Um exemplo mais útil seria o fato de que nenhum líder político jamais declarou guerra a outro líder político que possuísse armas nucleares.  No passado, quando havia líderes que se sentiam imunes a retaliações, eles estavam mais do que dispostos a matar sua própria população ao enviá-las a guerras.  Atualmente, dado que eles próprios estão sujeitos a uma aniquilação nuclear, tais líderes só têm coragem de atacar países que não têm como contra-atacar.
Eis aí uma lição instrutiva sobre por que líderes políticos se esforçam para desarmar sua população e torná-la dependente do governo.  E eis aí um bom exemplo de como o temor de represálias — o qual é inerente a um sistema equilibrado de poderes descentralizados e concorrenciais — é único método comprovado de assegurar e manter a liberdade individual. 

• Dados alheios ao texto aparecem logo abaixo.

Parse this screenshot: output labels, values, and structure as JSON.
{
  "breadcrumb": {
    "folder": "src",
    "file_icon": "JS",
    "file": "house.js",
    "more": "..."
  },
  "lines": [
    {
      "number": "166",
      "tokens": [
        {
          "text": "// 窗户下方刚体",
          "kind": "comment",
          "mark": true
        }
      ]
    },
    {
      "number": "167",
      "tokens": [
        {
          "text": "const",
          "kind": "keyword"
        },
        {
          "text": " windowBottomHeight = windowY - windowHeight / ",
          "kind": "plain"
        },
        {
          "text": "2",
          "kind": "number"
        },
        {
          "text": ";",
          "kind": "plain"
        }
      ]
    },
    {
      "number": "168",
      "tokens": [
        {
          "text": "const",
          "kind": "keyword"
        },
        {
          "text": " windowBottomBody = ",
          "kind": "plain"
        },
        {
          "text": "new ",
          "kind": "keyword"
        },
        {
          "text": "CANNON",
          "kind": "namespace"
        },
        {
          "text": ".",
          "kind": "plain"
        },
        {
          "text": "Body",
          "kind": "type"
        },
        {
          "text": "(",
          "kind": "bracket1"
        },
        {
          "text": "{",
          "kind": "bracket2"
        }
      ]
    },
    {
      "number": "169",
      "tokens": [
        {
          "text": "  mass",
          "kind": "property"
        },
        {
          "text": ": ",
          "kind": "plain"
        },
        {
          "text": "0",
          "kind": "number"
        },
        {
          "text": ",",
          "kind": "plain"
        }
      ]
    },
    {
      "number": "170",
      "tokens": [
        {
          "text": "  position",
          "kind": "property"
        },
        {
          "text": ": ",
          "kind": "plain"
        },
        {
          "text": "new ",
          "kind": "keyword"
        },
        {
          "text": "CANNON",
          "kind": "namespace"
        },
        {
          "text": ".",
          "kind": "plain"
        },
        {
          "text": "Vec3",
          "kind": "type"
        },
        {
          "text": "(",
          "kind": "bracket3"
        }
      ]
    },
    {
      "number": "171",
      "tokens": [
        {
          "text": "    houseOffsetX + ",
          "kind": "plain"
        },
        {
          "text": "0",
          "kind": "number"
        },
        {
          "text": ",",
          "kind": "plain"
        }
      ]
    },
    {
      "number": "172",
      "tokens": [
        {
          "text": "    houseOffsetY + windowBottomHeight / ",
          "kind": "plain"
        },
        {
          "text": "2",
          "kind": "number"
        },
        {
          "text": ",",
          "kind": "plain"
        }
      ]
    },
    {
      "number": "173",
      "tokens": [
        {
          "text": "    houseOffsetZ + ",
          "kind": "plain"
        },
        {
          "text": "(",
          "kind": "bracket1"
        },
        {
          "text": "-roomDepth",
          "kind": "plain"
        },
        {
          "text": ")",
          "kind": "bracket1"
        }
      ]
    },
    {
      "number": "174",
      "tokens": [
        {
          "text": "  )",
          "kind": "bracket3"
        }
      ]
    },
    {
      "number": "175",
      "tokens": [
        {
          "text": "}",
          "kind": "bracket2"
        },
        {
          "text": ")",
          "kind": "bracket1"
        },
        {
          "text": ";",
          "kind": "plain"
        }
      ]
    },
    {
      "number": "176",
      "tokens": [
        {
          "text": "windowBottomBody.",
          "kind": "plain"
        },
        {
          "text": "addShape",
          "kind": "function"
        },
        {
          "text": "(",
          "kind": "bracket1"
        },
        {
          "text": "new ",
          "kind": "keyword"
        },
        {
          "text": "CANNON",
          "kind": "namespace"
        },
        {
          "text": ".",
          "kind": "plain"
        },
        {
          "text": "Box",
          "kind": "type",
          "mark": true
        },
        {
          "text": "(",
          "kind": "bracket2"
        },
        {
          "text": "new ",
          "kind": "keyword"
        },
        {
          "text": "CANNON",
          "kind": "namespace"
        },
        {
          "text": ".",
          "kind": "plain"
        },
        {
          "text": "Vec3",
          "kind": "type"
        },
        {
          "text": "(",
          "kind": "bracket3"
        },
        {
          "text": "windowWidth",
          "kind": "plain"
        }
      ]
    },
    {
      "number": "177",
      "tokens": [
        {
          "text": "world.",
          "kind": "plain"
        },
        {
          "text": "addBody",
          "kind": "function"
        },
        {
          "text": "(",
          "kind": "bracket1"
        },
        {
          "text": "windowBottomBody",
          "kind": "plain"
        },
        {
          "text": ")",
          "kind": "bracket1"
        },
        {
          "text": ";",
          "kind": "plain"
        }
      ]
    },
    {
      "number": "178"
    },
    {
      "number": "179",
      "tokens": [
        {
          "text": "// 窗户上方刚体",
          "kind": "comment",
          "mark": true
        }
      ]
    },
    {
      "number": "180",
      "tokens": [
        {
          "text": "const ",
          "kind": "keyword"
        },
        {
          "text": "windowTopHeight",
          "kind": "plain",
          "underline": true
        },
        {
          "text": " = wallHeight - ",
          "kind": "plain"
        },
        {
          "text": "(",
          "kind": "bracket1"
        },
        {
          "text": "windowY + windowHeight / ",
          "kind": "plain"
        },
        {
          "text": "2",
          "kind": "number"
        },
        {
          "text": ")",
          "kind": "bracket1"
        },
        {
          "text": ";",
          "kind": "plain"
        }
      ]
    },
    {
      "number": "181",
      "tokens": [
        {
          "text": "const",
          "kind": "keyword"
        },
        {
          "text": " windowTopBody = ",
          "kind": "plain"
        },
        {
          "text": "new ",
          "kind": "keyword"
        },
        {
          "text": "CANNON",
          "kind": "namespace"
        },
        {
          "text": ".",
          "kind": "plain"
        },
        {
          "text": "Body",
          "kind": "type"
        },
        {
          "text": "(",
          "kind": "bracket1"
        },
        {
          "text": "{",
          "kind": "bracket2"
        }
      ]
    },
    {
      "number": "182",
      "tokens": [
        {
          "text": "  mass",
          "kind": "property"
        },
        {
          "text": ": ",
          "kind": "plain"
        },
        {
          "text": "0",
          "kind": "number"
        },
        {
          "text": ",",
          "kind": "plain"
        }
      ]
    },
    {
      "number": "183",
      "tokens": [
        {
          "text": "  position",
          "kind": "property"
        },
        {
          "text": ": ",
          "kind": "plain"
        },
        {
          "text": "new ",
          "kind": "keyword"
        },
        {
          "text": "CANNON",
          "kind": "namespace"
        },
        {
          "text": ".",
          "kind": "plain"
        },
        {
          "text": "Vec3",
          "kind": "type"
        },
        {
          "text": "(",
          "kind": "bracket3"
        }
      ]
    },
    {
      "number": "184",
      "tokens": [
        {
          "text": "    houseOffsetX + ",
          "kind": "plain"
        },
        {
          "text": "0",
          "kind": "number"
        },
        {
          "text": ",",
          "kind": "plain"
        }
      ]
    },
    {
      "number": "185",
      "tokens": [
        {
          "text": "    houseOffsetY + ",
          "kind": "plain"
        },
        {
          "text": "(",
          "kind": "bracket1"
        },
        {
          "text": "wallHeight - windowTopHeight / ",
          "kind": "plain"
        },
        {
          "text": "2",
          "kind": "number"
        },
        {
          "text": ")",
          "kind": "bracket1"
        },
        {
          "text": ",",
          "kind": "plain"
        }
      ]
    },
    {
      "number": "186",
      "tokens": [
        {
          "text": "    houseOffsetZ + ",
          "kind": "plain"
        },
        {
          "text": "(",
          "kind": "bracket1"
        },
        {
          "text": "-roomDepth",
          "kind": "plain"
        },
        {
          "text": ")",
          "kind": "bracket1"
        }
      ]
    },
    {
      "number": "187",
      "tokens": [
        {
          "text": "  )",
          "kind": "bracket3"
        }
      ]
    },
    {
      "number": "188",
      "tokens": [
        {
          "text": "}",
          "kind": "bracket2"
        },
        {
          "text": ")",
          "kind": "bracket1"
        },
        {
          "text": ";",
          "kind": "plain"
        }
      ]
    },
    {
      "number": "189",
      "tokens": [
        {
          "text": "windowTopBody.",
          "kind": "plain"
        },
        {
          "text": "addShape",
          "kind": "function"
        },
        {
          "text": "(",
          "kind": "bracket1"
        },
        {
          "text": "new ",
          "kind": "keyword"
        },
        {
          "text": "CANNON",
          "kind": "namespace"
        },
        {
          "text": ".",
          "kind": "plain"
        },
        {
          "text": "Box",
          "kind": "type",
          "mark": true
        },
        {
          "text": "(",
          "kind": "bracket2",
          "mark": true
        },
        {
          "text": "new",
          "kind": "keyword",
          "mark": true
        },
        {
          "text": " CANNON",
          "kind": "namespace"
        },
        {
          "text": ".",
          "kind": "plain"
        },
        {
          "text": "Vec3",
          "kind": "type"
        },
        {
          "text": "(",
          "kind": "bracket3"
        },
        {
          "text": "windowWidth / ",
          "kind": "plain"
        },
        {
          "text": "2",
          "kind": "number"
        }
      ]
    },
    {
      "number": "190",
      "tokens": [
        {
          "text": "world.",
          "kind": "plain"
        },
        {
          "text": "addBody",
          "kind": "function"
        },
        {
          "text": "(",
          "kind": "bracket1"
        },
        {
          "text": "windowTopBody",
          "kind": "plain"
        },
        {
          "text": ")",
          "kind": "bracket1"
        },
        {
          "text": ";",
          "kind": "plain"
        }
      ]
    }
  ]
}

Temer fantasmas imaginários e se entregar à falsa sensação de proteção fornecida pela opressão estatal irá apenas garantir a destruição de todas aquelas liberdades que fazem com que a vida valha a pena ser vivida.
Sociedades sem estado - não há respostas fora do indivíduo
Coerção é um mal.  Talvez seja necessário para a vida em sociedade.  Nesse caso, será um mal necessário.  Seja como for, podemos concordar que, tudo o mais constante, quanto menos coerção, melhor.  Em um mundo ideal, perfeito, utópico, não haveria coerção nenhuma.  Como o estado é um ente necessariamente coercitivo, segue-se que num mundo perfeito não haveria estado.
Ainda não chegamos ao mundo ideal; nunca chegaremos.  Sempre haverá alguma coerção. Mas nem por isso o ideal morre.  Na maioria das áreas da vida, quando o estado impõe regras que vão além do direito individual, ele apenas atrapalha as coisas.  A formulação de leis e o aparato bélico para garantir que elas sejam seguidas (chamo isso de "lei e ordem") são serviços como tantos outros, que podem ser ofertados de maneira boa ou ruim.  Que tal quebrar esse monopólio?
Reza a cartilha liberal clássica que as características desse setor fazem com que o uso inicial da força seja necessário.  Pode ser; não tenho opinião formada.  Você também não sabe.  No mínimo, temos que experimentar.  Não precisa ser o mundo inteiro — ou o Brasil inteiro — de uma vez.  Bastaria um território pequeno graciosamente cedido pelo estado (coisa que ele nunca fará, não importa quantas pessoas tenha que matar para impedi-lo).